I'd like to reiterate -- this is going about it backwards.
You do NOT want errors to go undetected.
You do NOT want data that you may have expected to be captured to be SILENTLY discarded.
You do not want YOUR BUG to be papered over! You want your bugs to be IN YOUR FACE IN ALL CAPS SHOUTING AT YOU! :=) Or at least, hard-to-miss.
I agree, we don't want to replace the native implementation. But to take your idea, and rework it -- Prototype could supply a a validateJSON() routine, that checks for, and objects to, invalid output -- and perhaps puts a configurable limit on depth of recursion, or total size. The input would be returned, unmodified, if it is acceptable, otherwise an exception would be thrown.
Depending on need, this could be injected during debug/test only, or during production. (Performance isn't ALWAYS a problem).
It might also POSSIBLY be useful to have a filterObject() function that traverses some hierarchy, and applies a predicate, which if true, results in that key/value pair being included in the result. It would make a copy iff the result were not identical to the input, and would return the result.
This would have other application -- for example, rejecting attempts to insert additional data, or filtering out private information, or taking a recursive structure and returning a hierarchical version for transmission.
This is different from just papering over the bug.
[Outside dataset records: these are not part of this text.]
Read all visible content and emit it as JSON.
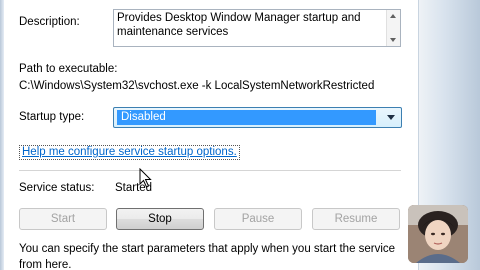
{
  "description": {
    "label": "Description:",
    "text": "Provides Desktop Window Manager startup and maintenance services"
  },
  "path": {
    "label": "Path to executable:",
    "value": "C:\\Windows\\System32\\svchost.exe -k LocalSystemNetworkRestricted"
  },
  "startup": {
    "label": "Startup type:",
    "selected": "Disabled"
  },
  "help_link": "Help me configure service startup options.",
  "service_status": {
    "label": "Service status:",
    "value": "Started"
  },
  "buttons": {
    "start": "Start",
    "stop": "Stop",
    "pause": "Pause",
    "resume": "Resume"
  },
  "footer_text": "You can specify the start parameters that apply when you start the service from here.",
  "icons": {
    "cursor": "arrow-cursor-icon",
    "dropdown": "chevron-down-icon",
    "scroll_up": "scroll-up-arrow-icon",
    "scroll_down": "scroll-down-arrow-icon"
  },
  "colors": {
    "selection": "#3399ff",
    "link": "#0066cc",
    "dropdown_border": "#3c7fb1"
  }
}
It is making an explicit decision about the datastructure you transmit, rather than relying on the behavior of the underlying system to not fail given broken inputs.
I would still question your architecture, if you are using it in this way -- I think it suggests that there may be poor modularization at work. I'd take a good look at whether the information to be transmitted would be better separated from the information that contains live data, perhaps with a level of indirection (a side lookup table). I suspect you'd find such an approach to be more flexible and better in the long run anyway. But that's a suspicion, not a conclusion; I'll leave it to you to ponder whether it fits your situation.
The other question is whether either of these ideas has enough wide-spread value to be worth implementing -- and then to be loaded into millions upon millions of browser sessions. Personally, I think I'd just write them myself if I need them -- they're not difficult -- but it might be worth it they encourage people to write better code or test it better. But my default position here is, "we don't need it in Prototype", but if you write it, they'd be worth sharing some other way.
Perhaps a parallel package of debugging tools you load, and enable, to add additional error checking.